New Values

When we were in Thailand a couple of weeks ago, I was thinking that six pounds for an hours massage was really good value for money. When I learnt that the average construction worker only earns four pounds for a whole days work it then seemed expensive. At the time it didn’t strike me as anything other than a miscalculation of my values but since then as it’s turned over in my mind it has created different thoughts. We all have to value our own time according to its potential to earn, try as we might, we have offered what we consider to be the best advice in the business for free over the last six months with few people accepting it and even less appreciating it. We can’t change people’s perception of value and if they would rather pay for what we are willing to give them for free so be it. There aren’t many people who are in the position we are, with the years of experience who are willing and able to help those new to the business. Maybe it’s just down to understanding how to value something but as our time is now being enveloped in other projects it’s unlikely that we can continue to keep giving indefinitely as we have tried to. It makes sense periodically to revalue everything just as you would a property to get more leverage from it. When we revalue ourselves we can often have an awakening of what people take for reality, like TV programmes that are made up of half-truths, novelty value and behind the scenes connections.

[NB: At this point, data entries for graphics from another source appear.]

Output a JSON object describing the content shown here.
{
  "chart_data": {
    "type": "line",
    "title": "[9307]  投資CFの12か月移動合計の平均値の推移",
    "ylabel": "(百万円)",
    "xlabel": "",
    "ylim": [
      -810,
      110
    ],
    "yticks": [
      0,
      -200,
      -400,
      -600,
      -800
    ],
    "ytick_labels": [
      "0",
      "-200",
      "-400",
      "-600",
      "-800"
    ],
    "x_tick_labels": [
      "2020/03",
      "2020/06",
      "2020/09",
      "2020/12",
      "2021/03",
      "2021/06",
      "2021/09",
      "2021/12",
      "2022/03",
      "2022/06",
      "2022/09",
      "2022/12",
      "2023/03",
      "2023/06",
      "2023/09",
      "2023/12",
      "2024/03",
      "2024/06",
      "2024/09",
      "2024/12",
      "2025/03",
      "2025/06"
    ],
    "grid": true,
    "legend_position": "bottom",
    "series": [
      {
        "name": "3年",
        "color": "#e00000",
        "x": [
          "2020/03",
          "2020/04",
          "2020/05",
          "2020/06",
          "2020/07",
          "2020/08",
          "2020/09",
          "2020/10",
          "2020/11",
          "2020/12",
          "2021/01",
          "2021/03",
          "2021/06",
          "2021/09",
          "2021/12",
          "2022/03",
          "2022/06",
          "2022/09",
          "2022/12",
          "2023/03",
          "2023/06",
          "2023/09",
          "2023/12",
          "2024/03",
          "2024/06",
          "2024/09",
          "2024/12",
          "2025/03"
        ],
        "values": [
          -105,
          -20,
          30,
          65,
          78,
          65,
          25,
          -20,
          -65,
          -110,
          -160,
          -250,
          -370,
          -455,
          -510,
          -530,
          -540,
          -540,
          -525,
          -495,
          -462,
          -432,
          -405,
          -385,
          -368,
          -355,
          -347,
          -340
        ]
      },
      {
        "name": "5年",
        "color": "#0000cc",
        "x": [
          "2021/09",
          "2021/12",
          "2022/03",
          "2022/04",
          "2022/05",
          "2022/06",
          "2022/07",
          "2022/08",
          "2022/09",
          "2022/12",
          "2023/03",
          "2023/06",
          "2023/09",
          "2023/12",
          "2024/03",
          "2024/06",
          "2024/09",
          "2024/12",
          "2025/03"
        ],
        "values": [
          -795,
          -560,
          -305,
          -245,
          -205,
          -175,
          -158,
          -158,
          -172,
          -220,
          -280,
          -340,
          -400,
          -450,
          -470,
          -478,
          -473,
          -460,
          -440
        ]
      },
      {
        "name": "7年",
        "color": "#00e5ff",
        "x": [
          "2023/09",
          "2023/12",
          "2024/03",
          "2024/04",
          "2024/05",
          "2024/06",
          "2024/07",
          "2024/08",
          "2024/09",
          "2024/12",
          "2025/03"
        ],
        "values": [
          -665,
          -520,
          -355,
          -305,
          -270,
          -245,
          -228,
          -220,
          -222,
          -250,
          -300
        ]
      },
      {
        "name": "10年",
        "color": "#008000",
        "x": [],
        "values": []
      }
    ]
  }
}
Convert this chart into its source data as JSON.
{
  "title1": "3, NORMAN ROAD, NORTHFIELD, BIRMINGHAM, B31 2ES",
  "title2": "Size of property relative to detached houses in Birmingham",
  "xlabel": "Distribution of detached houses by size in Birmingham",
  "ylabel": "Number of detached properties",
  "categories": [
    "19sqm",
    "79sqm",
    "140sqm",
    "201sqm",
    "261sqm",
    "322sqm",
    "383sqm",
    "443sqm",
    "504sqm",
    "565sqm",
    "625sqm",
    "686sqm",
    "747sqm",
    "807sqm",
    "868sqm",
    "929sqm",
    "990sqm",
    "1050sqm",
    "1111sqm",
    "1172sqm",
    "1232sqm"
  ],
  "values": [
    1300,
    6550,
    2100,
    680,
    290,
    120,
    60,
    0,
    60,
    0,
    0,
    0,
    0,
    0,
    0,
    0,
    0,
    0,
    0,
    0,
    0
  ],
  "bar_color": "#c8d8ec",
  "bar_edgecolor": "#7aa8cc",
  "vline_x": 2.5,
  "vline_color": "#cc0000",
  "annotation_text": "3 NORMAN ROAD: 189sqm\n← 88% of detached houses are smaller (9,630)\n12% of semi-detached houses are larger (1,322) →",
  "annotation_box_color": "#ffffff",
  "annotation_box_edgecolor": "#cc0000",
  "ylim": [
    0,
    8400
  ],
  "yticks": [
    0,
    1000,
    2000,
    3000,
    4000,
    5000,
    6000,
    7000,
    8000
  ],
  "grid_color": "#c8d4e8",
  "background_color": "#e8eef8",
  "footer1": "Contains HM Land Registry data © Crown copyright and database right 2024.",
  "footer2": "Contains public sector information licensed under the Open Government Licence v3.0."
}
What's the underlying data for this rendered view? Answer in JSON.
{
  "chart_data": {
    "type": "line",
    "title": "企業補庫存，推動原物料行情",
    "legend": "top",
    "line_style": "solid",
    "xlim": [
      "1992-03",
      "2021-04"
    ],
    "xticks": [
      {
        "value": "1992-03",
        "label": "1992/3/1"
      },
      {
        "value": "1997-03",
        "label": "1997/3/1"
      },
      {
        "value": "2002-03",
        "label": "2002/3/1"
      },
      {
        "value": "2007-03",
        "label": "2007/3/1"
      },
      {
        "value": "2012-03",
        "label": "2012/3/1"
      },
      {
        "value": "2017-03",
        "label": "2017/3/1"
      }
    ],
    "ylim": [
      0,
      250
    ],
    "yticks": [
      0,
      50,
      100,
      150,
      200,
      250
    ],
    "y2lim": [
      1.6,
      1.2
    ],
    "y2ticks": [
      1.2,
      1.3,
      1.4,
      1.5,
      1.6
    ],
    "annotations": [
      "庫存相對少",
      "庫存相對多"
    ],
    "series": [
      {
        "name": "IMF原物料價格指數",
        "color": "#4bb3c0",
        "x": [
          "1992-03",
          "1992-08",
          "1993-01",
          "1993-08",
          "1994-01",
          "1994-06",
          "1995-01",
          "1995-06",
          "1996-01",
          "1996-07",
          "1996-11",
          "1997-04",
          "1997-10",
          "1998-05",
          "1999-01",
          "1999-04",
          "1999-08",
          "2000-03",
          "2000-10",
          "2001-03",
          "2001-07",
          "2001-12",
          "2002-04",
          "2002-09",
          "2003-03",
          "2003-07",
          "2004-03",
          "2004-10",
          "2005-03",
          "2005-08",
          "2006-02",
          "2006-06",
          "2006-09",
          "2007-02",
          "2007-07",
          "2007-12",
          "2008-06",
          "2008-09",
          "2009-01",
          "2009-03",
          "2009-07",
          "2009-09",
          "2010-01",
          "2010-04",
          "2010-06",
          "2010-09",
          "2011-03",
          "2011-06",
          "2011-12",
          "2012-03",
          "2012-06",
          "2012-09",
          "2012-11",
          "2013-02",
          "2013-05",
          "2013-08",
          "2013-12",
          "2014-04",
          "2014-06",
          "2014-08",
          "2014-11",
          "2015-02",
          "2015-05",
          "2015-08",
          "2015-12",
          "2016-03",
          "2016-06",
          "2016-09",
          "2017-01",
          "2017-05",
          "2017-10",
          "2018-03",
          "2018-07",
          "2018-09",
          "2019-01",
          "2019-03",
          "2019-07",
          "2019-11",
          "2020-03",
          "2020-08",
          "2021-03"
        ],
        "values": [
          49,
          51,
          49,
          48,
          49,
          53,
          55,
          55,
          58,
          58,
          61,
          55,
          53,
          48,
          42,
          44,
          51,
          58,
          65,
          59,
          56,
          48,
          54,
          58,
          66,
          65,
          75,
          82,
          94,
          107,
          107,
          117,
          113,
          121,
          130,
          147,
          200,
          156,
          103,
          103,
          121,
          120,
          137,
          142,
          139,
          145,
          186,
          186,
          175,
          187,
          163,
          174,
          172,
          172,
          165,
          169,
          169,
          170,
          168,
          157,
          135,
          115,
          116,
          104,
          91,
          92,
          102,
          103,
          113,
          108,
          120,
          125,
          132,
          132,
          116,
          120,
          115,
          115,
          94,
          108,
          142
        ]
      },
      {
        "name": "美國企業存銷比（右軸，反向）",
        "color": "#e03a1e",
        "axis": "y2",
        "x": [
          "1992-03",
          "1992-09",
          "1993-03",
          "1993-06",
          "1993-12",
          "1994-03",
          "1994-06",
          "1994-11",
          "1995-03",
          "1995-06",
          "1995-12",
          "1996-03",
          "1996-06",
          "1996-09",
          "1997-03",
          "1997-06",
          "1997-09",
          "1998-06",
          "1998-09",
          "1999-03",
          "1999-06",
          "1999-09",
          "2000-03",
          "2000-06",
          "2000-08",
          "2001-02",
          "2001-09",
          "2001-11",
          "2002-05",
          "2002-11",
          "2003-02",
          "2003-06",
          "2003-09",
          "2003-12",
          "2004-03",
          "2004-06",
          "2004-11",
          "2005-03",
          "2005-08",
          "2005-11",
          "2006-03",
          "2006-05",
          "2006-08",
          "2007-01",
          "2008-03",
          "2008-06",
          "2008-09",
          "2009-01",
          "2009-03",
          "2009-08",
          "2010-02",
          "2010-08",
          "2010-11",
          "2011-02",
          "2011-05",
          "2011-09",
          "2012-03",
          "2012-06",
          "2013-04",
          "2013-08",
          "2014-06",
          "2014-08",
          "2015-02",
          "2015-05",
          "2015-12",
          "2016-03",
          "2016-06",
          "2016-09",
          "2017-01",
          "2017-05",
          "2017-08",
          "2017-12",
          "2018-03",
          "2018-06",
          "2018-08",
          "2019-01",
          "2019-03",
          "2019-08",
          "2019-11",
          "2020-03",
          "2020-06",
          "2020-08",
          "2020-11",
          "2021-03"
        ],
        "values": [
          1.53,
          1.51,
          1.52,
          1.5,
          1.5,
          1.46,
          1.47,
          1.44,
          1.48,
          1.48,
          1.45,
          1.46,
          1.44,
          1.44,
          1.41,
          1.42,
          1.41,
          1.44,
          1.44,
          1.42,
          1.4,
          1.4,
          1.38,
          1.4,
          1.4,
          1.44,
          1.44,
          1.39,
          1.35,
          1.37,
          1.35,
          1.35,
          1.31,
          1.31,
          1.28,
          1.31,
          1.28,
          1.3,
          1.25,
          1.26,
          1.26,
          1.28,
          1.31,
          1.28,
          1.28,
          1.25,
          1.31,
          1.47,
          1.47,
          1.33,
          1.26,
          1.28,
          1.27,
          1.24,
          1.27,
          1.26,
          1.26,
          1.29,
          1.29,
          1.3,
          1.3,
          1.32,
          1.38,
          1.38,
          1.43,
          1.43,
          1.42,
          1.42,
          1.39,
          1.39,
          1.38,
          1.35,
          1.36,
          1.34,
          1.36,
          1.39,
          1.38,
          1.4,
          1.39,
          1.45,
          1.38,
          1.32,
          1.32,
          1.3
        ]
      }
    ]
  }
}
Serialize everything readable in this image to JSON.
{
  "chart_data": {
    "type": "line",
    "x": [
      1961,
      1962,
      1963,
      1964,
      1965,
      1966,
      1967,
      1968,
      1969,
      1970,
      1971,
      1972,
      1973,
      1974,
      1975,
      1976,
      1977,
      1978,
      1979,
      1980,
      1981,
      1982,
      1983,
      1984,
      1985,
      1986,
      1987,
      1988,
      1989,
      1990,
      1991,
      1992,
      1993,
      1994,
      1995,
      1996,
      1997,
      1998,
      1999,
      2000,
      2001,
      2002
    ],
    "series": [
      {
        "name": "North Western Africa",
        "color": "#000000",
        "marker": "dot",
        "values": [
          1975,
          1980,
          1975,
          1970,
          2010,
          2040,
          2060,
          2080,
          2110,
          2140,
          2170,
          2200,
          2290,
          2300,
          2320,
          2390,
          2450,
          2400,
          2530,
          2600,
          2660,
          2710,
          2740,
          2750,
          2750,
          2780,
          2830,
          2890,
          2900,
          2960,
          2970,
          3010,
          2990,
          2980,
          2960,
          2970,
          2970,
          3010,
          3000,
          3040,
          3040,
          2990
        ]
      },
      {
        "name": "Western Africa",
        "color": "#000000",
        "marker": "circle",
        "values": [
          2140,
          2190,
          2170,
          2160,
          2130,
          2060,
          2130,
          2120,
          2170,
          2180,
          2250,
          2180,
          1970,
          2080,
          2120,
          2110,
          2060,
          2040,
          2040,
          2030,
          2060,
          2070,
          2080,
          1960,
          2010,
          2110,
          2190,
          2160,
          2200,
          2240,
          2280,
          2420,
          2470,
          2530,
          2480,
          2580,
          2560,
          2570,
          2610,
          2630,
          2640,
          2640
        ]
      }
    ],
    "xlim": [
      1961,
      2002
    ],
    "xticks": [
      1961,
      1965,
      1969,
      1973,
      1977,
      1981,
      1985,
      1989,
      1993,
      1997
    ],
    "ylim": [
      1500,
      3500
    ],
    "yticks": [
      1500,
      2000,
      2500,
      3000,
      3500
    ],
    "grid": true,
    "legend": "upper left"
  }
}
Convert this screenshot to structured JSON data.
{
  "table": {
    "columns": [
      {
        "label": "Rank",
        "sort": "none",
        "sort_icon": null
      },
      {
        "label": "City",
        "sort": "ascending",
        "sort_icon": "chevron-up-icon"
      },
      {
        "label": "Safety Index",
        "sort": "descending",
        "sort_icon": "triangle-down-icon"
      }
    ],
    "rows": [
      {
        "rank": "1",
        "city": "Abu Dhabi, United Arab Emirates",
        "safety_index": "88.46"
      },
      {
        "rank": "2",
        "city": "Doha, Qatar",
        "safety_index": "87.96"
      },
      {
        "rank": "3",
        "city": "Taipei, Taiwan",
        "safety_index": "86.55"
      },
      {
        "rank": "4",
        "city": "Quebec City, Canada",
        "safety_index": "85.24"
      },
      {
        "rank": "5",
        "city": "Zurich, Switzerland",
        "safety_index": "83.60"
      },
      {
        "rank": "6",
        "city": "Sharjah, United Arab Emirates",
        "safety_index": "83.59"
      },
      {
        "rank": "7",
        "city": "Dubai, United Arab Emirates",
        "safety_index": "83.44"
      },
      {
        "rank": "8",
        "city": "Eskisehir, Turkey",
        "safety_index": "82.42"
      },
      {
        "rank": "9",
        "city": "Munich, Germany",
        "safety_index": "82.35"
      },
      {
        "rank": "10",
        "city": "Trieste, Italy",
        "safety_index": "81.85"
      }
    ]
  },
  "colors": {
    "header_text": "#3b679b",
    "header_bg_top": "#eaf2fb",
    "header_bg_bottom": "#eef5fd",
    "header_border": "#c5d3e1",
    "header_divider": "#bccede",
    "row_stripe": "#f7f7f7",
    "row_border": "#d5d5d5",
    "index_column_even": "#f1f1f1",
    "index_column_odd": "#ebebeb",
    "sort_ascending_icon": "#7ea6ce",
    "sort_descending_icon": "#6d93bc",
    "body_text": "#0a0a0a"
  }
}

Real life is not like television, or it could be considered more like a long running serial where you are the star and everything that can happen actually will happen to you, in the small area you frequent. So many people are led a merry dance through misinformation, poor decision making and mismanagement that we often shake our heads in pity. Yet it simply doesn’t have to be that way if we just value our goals, our team and our planning. There are many people who are struggling with debt for whom the idea of investing in property is completely out of reach. It takes a lot of determination to get yourself to financial freedom but if it’s your goal don’t let anybody stand in your way because with help you can become wealthy through property quicker, easier and more enjoyably than just about any other means unless you have a remarkable invention or some other deep routed passion. Being passionate about what you do is important to keep you going as the learning only comes from the bottom up. Read as much as you can; not just property books but general business and personal development too. Everything helps your learning but as we say time again, don’t believe anything you hear, anything you see or anything your read unless it agrees with you own common sense.


Revaluing everything periodically means looking at your investments across the board including pensions, money on deposit, share values, managed funds, the whole nine yards, and it’s usually best to pick off the worst performing ones first. Losing just one pound per month on an investment isn’t an investment it’s a liability. We can compare property to just about any other type of investment and other than the very risky opportunities; over the long term property is a sensible investment. When we have a business, and don’t forget that property investment is just that a business, we have to make sure that whatever we put in to it comes back to us preferably many times over. There is little as expensive as procrastination, putting off and being indecisive just lets the opportunities sail away. However, expensive mistakes in property are generally long term and potentially crippling so there are certain areas we have to value more than anything when we start. It’s no good trying to blame somebody else later, if we get the fundamentals wrong we’re likely to be in hot water before we get going. A good basis for strategic thinking as a new property investor is asking yourself ‘who do I want to deal with as tenants?’ This will help you to work out where and what type of property to invest in.


There are seven golden rules that most investors know instinctively, firstly it’s so important to buy the right house in the right area, generally an area you know well that is easily accessible for you and where it will rent to the type of tenants you want to work with. Next buy at the right price and preferably with a discount on a RICS (Royal Institute of Charters Surveyors) valuation. You’ll need one of these for the mortgage and usually via the lender so don’t pay twice for it and never take an Estate Agents valuation as being right.  Thirdly make sure you know how much it will cost to repair, alter or kit out the property for the prospective tenants. Then you must make sure that there will be sufficient cash flow from the rent to cover all expenses and have a suitable percentage over to make it worthwhile. Next you must make sure that there is actually a big demand from the type of tenants you want for the property you intend to buy. Many people miss this stage at their own peril. Sixth point is to make sure you put as little of your own money into the  deal as possible, quite simply the less you put in the more you will have for other opportunities and providing you are borrowing right, the better return you will get on your investment. The last rule is to make sure you have a contingency fund in case anything untoward happens. Follow these principles and you’ll stand a better chance alone or of course you could still get hold of one of our team to help you. There are no guarantees with anything in life and whilst the rules will help every time it doesn’t mean you will always get them right so preparing for the worst is often the best approach.


Always value everything especially your own time.